Sur le volet ressources : pour « Ma Prime Logement Décent bailleur à Sémeries », un ménage très modeste mobilise jusqu'à 32 000 €, un ménage modeste 24 000 €, un ménage intermédiaire 18 000 € et un ménage aux revenus supérieurs 4 000 € sur l'assiette de 40 000 € HT. À deux classes gagnées, l'assiette redescend à 30 000 € HT et les montants suivent dans la même proportion.
Rapporté au parc réel, l'ordre de grandeur est le suivant : un bassin de travaux structuré autour de CC Coeur de l'Avesnois, 187 diagnostics publiés pour 1 000 résidences principales, de l'ordre de 226 maisons individuelles. Ce volume ne préjuge d'aucune éligibilité individuelle : il indique seulement où se concentrent, à Sémeries, les situations où le scénario décrit sur cette page a le plus de chances d'être pertinent.
Contexte urbain à Sémeries : 230 résidences principales pour 520 habitants. Sur la remise à niveau d'un logement mis en location, cela se traduit par des contraintes d'accès, d'occupation temporaire du domaine public et de livraison qui pèsent réellement sur le prix final.

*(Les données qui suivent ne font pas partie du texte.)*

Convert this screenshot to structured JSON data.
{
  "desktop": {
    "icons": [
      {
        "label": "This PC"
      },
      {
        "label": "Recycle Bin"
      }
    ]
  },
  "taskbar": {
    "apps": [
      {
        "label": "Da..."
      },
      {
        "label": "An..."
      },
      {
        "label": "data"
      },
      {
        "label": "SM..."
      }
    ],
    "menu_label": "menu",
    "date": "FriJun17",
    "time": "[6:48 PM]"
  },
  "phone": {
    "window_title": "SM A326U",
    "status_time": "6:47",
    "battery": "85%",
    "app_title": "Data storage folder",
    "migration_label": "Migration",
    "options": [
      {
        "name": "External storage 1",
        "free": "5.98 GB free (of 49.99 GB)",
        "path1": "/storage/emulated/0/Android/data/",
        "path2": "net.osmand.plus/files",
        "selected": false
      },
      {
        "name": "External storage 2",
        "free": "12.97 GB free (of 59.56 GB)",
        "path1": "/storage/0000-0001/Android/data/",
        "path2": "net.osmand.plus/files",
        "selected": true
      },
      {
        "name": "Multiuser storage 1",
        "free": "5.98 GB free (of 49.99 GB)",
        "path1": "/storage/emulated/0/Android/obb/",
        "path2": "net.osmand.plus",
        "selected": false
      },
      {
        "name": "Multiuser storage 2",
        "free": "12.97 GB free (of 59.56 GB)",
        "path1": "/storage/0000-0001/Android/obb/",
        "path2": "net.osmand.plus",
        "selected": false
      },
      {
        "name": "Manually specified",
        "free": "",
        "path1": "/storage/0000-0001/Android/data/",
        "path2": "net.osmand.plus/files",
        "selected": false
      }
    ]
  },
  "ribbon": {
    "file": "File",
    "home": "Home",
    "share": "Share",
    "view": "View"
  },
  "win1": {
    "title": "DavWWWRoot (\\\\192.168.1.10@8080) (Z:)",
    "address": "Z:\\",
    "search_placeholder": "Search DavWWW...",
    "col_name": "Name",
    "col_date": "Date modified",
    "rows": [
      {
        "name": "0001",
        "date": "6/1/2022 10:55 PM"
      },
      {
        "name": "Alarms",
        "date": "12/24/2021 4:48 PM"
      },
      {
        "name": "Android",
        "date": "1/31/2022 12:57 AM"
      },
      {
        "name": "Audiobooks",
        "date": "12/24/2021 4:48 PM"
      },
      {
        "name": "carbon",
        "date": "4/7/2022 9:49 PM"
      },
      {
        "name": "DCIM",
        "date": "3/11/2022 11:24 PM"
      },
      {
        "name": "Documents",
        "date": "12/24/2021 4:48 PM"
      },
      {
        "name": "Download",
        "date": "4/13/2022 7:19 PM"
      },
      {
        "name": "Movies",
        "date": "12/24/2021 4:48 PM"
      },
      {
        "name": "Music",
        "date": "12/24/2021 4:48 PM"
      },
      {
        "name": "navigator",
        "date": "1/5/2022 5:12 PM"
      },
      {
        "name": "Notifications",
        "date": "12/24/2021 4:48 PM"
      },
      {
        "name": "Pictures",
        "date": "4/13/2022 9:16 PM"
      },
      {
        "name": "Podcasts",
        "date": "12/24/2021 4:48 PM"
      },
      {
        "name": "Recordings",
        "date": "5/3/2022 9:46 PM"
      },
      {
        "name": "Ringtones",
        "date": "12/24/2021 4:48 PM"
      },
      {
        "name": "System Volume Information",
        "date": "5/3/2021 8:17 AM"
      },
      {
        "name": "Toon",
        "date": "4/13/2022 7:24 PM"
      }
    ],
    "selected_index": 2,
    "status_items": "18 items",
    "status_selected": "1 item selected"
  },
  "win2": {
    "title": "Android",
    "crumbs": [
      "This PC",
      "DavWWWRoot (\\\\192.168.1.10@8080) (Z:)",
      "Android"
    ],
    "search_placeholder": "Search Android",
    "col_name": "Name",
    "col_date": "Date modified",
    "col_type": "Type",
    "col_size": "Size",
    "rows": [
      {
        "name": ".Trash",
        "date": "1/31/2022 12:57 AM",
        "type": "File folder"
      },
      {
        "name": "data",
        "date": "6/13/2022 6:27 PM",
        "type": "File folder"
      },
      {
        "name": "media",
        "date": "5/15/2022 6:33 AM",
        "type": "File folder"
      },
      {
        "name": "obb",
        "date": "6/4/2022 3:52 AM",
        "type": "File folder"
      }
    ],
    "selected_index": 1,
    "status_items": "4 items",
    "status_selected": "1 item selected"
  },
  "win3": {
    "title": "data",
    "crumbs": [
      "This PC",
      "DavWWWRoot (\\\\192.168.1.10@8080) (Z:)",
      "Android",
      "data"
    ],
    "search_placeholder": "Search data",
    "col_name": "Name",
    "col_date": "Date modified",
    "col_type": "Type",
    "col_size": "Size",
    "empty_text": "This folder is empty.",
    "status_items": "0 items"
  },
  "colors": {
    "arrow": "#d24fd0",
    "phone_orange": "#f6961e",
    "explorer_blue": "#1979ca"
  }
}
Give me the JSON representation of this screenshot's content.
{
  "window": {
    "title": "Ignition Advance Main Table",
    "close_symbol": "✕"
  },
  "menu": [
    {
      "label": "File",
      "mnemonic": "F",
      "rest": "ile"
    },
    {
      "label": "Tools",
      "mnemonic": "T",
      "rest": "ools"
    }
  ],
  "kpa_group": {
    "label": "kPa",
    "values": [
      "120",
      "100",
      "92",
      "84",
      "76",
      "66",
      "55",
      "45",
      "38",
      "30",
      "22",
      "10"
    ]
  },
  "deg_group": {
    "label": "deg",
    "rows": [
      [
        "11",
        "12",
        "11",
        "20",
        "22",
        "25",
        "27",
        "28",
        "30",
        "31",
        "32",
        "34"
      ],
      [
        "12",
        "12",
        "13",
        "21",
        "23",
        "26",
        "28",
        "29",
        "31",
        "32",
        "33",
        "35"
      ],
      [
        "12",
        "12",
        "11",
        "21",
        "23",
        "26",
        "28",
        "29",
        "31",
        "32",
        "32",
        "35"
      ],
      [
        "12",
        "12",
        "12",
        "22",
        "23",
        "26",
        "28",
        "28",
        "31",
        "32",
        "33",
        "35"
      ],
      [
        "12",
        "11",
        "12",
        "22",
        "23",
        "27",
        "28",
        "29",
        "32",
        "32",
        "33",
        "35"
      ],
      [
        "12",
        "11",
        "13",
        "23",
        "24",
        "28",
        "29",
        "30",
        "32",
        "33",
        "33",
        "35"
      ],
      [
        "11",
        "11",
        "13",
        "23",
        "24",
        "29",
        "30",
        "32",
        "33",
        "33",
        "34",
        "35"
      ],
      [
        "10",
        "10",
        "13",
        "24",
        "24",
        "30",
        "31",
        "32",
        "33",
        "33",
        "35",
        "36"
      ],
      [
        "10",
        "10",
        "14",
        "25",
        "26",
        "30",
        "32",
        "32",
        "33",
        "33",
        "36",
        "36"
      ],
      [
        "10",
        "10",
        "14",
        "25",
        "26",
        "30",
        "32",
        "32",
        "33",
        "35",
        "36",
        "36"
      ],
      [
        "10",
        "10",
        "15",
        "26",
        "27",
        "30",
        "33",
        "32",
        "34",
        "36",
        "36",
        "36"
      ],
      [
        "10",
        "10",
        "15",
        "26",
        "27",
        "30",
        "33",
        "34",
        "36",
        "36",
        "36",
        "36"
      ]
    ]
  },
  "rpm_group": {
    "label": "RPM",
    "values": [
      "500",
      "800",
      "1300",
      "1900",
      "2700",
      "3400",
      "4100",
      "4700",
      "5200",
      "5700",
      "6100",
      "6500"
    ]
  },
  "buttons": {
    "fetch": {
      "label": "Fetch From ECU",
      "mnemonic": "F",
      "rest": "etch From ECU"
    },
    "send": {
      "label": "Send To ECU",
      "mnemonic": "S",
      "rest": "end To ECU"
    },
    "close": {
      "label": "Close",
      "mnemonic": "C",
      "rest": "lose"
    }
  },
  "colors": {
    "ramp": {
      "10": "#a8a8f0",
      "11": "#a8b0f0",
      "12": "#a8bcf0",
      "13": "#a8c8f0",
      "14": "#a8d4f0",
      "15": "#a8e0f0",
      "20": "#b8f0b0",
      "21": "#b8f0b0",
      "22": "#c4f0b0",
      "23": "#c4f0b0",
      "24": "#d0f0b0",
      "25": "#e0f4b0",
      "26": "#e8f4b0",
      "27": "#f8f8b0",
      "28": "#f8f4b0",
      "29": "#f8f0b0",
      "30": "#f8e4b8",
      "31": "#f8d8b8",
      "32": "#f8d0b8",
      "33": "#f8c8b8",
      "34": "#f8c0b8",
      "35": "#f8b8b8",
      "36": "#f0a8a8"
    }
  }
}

Qui décide, et donc qui finance : 82 % de propriétaires occupants à Sémeries, soit environ 189 logements. Pour la remise à niveau d'un logement mis en location, cela signifie autant de dossiers décidables sans mandat de gestion, le solde relevant du parc locatif et donc d'un montage bailleur distinct.
Ce qu'il reste à payer, mois par mois : sur le cas type à Sémeries, 6 000 € après aides, soit de l'ordre de 35 € mensuels sur quinze ans en prêt à taux zéro. L'économie de facture attendue, 1 620 € par an, absorbe une part significative de cette mensualité.
Point de vigilance financier à Sémeries : un engagement de conventionnement signé sans simuler le manque à gagner locatif. Une reprise représente 10 à 20 % du poste, soit 348 400 € à 696 800 €, sans nouvelle aide mobilisable — d'où l'intérêt d'un contrôle en cours de chantier plutôt qu'à la réception.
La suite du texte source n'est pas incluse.